Let's do a quick tour of the world: 
On East Asia policy, Secretary of Defense James Mattis took the administration’s first overseas trip to visit Tokyo and Seoul. He made the case for strong U.S.-Korea and U.S.-Japan alliances, endorsed the stabilizing Obama policy to defend Japan's Senkaku islands from any military moves by China (snip)...
So who exactly is playing whom here? 

I can say this for sure, the entire "Resistance" is a reverse cult-of-personality and is only about Trump. Its backers may wish otherwise-- ostensibly, that is, you can never really tell what these billionaires are really after-- but if Trump goes (and I have a very strong feeling that the plan has always been for him to leave before his full term*), all the air goes out of the tire.
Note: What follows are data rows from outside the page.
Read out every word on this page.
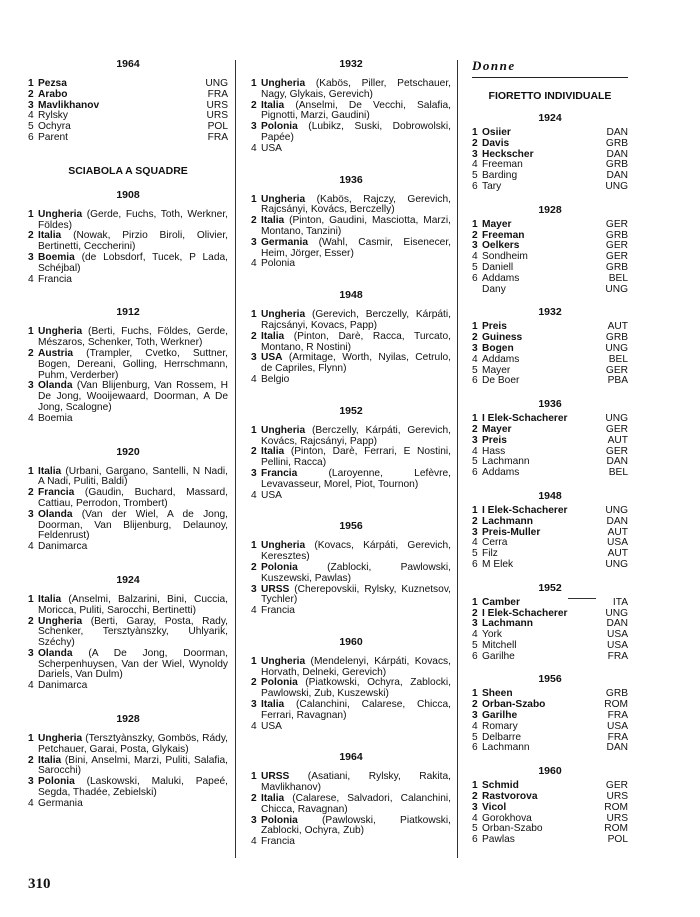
1964
1 Pezsa	UNG
2 Arabo	FRA
3 Mavlikhanov	URS
4 Rylsky	URS
5 Ochyra	POL
6 Parent	FRA
SCIABOLA A SQUADRE
1908
1 Ungheria (Gerde, Fuchs, Toth, Werkner, Földes)
2 Italia (Nowak, Pirzio Biroli, Olivier, Bertinetti, Ceccherini)
3 Boemia (de Lobsdorf, Tucek, P Lada, Schéjbal)
4 Francia
1912
1 Ungheria (Berti, Fuchs, Földes, Gerde, Mészaros, Schenker, Toth, Werkner)
2 Austria (Trampler, Cvetko, Suttner, Bogen, Dereani, Golling, Herrschmann, Puhm, Verderber)
3 Olanda (Van Blijenburg, Van Rossem, H De Jong, Wooijewaard, Doorman, A De Jong, Scalogne)
4 Boemia
1920
1 Italia (Urbani, Gargano, Santelli, N Nadi, A Nadi, Puliti, Baldi)
2 Francia (Gaudin, Buchard, Massard, Cattiau, Perrodon, Trombert)
3 Olanda (Van der Wiel, A de Jong, Doorman, Van Blijenburg, Delaunoy, Feldenrust)
4 Danimarca
1924
1 Italia (Anselmi, Balzarini, Bini, Cuccia, Moricca, Puliti, Sarocchi, Bertinetti)
2 Ungheria (Berti, Garay, Posta, Rady, Schenker, Tersztyànszky, Uhlyarik, Széchy)
3 Olanda (A De Jong, Doorman, Scherpenhuysen, Van der Wiel, Wynoldy Dariels, Van Dulm)
4 Danimarca
1928
1 Ungheria (Tersztyànszky, Gombös, Rády, Petchauer, Garai, Posta, Glykais)
2 Italia (Bini, Anselmi, Marzi, Puliti, Salafia, Sarocchi)
3 Polonia (Laskowski, Maluki, Papeé, Segda, Thadée, Zebielski)
4 Germania
1932
1 Ungheria (Kabös, Piller, Petschauer, Nagy, Glykais, Gerevich)
2 Italia (Anselmi, De Vecchi, Salafia, Pignotti, Marzi, Gaudini)
3 Polonia (Lubikz, Suski, Dobrowolski, Papée)
4 USA
1936
1 Ungheria (Kabös, Rajczy, Gerevich, Rajcsányi, Kovács, Berczelly)
2 Italia (Pinton, Gaudini, Masciotta, Marzi, Montano, Tanzini)
3 Germania (Wahl, Casmir, Eisenecer, Heim, Jörger, Esser)
4 Polonia
1948
1 Ungheria (Gerevich, Berczelly, Kárpáti, Rajcsányi, Kovacs, Papp)
2 Italia (Pinton, Darè, Racca, Turcato, Montano, R Nostini)
3 USA (Armitage, Worth, Nyilas, Cetrulo, de Capriles, Flynn)
4 Belgio
1952
1 Ungheria (Berczelly, Kárpáti, Gerevich, Kovács, Rajcsányi, Papp)
2 Italia (Pinton, Darè, Ferrari, E Nostini, Pellini, Racca)
3 Francia	(Laroyenne, Lefèvre, Levavasseur, Morel, Piot, Tournon)
4 USA
1956
1 Ungheria (Kovacs, Kárpáti, Gerevich, Keresztes)
2 Polonia	(Zablocki, Pawlowski, Kuszewski, Pawlas)
3 URSS (Cherepovskii, Rylsky, Kuznetsov, Tychler)
4 Francia
1960
1 Ungheria (Mendelenyi, Kárpáti, Kovacs, Horvath, Delneki, Gerevich)
2 Polonia (Piatkowski, Ochyra, Zablocki, Pawlowski, Zub, Kuszewski)
3 Italia (Calanchini, Calarese, Chicca, Ferrari, Ravagnan)
4 USA
1964
1 URSS (Asatiani, Rylsky, Rakita, Mavlikhanov)
2 Italia (Calarese, Salvadori, Calanchini, Chicca, Ravagnan)
3 Polonia (Pawlowski, Piatkowski, Zablocki, Ochyra, Zub)
4 Francia
Donne
FIORETTO INDIVIDUALE
1924
1 Osiier	DAN
2 Davis	GRB
3 Heckscher	DAN
4 Freeman	GRB
5 Barding	DAN
6 Tary	UNG
1928
1 Mayer	GER
2 Freeman	GRB
3 Oelkers	GER
4 Sondheim	GER
5 Daniell	GRB
6 Addams	BEL
Dany	UNG
1932
1 Preis	AUT
2 Guiness	GRB
3 Bogen	UNG
4 Addams	BEL
5 Mayer	GER
6 De Boer	PBA
1936
1 I Elek-Schacherer	UNG
2 Mayer	GER
3 Preis	AUT
4 Hass	GER
5 Lachmann	DAN
6 Addams	BEL
1948
1 I Elek-Schacherer	UNG
2 Lachmann	DAN
3 Preis-Muller	AUT
4 Cerra	USA
5 Filz	AUT
6 M Elek	UNG
1952
1 Camber	ITA
2 I Elek-Schacherer	UNG
3 Lachmann	DAN
4 York	USA
5 Mitchell	USA
6 Garilhe	FRA
1956
1 Sheen	GRB
2 Orban-Szabo	ROM
3 Garilhe	FRA
4 Romary	USA
5 Delbarre	FRA
6 Lachmann	DAN
1960
1 Schmid	GER
2 Rastvorova	URS
3 Vicol	ROM
4 Gorokhova	URS
5 Orban-Szabo	ROM
6 Pawlas	POL
310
The entire multibillion enterprise that has arisen against him vanishes overnight

For the time being, the Praetorians simply let Trump be Trump and do whatever work was intended to be done when they hitched their wagon to his horse in the first place. After all, nothing is going to take the spotlight off Trump, not in this superheated environment. He's too irresistible a target.

There's a game being played here-- an operation-- I simply haven't been able to guess at the intended outcome yet.  I only know it's absolutely not what it appears to be. And the reason why I know that is that there are two very different stories coming out of this Administration, one you don't hear much about and one that hammers you over the head everywhere you look.


That reminds me of nothing else but prestidigitation. 


* Gordon tells me that the astrologers predict a career change in Q3 of this year for Trump.  So take that for whatever it's worth.